Small Fractures Caused by the 2019 Ridgecrest Earthquake Sequence: Insights From 3D Coseismic Displacement and Uniaxial Loading Rock Experiments

Abstract

The moment magnitude (Mw) 6.4 and 7.1 Ridgecrest earthquake sequence that occurred on July 4 and 6, 2019, ruptured a conjugate fault system within the eastern California shear zone. In addition to the ∼50 km surface ruptures, the sequence activated a series of structures with lengths ranging from 1 to 10 km, which are well illuminated by phase gradient maps of Synthetic Aperture Radar (SAR) interferograms.
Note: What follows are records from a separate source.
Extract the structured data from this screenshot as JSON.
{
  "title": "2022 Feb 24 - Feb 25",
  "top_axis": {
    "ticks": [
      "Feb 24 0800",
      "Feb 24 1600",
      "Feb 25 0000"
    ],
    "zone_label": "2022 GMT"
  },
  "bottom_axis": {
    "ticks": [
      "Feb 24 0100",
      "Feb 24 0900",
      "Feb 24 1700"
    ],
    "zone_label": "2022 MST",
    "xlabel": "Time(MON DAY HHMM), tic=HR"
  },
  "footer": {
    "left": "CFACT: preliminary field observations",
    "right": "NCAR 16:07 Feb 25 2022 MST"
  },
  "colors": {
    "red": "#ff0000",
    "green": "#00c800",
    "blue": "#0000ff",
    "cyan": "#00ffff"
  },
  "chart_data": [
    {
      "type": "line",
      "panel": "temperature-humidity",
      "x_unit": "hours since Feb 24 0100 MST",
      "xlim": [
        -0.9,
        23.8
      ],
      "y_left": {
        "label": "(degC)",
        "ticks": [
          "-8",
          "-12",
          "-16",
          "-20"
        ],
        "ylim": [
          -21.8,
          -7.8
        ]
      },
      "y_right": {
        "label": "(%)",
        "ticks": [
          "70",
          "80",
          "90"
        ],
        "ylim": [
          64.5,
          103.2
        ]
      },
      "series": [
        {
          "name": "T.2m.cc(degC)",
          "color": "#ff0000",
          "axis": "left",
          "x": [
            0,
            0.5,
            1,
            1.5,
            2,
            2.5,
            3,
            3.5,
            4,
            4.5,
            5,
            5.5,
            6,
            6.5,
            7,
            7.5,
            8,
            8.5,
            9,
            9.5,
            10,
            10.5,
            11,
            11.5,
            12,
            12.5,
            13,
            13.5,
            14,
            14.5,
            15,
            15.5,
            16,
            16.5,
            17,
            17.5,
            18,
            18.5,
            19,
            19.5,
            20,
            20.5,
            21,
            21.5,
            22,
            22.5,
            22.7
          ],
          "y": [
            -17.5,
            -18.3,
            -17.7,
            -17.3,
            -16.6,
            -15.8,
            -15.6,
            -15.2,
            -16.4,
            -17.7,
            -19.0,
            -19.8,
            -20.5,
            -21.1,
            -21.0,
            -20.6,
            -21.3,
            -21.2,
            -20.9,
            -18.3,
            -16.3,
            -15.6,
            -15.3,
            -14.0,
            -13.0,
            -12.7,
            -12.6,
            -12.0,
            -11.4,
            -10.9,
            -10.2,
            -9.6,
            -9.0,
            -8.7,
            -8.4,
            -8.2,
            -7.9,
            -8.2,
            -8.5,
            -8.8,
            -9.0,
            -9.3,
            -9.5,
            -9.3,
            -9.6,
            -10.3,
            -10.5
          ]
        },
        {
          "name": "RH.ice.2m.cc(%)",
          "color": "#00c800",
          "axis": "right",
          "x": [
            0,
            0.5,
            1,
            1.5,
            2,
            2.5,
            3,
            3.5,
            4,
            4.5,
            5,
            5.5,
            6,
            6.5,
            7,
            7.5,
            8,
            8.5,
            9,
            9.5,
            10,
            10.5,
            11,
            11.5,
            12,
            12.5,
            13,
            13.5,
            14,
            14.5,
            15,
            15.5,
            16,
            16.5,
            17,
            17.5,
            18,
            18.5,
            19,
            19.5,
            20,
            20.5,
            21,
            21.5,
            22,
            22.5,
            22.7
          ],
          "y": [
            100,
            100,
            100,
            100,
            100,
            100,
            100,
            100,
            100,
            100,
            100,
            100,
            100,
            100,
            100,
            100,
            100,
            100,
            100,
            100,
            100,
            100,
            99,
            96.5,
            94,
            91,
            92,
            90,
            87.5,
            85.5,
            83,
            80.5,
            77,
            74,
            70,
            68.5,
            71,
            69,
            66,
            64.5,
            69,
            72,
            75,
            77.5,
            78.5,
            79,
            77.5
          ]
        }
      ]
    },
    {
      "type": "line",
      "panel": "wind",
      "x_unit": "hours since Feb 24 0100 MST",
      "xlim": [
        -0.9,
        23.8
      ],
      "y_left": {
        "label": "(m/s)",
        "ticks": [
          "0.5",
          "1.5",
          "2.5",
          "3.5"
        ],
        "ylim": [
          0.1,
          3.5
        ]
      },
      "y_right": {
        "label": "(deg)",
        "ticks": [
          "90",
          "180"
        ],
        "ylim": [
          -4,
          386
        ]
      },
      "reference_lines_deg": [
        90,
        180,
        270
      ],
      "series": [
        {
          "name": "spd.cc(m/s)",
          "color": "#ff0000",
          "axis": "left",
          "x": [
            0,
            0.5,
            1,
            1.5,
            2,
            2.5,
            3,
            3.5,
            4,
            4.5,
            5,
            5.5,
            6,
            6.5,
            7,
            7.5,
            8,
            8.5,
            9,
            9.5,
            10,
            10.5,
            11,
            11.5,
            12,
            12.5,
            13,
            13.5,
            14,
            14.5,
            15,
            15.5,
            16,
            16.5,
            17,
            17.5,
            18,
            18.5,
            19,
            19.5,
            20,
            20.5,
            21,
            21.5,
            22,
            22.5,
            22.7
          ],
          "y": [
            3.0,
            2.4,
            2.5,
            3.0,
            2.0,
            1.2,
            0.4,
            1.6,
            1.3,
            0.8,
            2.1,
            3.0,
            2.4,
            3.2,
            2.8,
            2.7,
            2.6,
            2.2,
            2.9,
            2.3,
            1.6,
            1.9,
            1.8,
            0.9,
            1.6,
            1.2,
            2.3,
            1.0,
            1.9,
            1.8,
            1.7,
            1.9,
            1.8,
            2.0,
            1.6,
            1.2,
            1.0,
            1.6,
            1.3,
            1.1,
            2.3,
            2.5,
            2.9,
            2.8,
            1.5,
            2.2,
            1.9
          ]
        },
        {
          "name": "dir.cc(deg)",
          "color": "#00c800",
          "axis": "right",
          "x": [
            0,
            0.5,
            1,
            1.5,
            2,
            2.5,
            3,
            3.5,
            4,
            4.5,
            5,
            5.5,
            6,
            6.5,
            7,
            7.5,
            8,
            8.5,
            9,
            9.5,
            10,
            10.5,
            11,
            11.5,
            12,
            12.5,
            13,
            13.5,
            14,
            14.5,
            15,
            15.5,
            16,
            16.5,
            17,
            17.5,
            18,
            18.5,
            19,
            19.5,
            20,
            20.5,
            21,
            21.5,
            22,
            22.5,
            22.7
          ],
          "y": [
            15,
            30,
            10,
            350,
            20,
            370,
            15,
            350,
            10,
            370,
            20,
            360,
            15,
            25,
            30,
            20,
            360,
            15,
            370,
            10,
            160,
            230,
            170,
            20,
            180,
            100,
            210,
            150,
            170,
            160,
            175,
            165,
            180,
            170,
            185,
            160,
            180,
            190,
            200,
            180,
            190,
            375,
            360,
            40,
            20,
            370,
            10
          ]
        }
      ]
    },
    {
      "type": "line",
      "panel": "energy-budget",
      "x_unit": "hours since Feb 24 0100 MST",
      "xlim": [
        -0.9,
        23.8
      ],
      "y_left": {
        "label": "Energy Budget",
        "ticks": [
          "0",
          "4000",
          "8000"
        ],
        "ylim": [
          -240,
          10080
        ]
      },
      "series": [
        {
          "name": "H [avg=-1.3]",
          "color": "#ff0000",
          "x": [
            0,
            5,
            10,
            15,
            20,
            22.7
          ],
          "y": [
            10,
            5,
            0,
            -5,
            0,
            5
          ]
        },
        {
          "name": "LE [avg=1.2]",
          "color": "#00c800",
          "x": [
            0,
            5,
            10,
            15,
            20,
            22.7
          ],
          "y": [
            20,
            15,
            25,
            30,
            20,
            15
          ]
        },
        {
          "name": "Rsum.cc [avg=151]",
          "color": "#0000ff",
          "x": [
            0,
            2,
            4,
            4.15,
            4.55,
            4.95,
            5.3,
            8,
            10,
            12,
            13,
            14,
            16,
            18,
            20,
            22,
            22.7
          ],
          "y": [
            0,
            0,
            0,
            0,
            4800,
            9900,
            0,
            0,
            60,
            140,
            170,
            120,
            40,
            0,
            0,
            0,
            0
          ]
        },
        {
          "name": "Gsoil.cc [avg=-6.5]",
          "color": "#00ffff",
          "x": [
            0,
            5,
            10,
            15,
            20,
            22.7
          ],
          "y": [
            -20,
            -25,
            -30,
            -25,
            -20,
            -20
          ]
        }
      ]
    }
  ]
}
The deformation patterns and mechanisms of these fractures have been well studied, yet the controlling factors of their spatial distribution are less discussed, which are important for understanding how the accumulated strain is released via distributed faulting in the earthquake cycle. Here, we use multi-source SAR images to derive three-dimensional (3D) surface displacement along the main ruptures and the east–west strain across the detected small fractures caused by the 2019 Ridgecrest earthquake sequence. We find that the distribution of these fractures is related to the displacement pattern along the main rupture. Specifically, more fractures appeared in areas with larger slips normal to the main rupture as well as in the junction of the conjugated ruptures. We also conduct uniaxial loading rock experiments to evaluate the strain distribution before the samples were broken. Rock experiments show that rupturing of a conjugated fault system may produce local strain concentration along the main rupture, indicating the important role of the orthogonal faults in generating small fractures with different striking angles and deformation patterns. The 2019 Ridgecrest earthquake sequence exhibits complicated crust behaviors by rupturing an immature fault system, implying that the simple elastic rebound theory may be insufficient to model the coseismic deformation during the earthquake cycle, particularly in the zone with weak crust.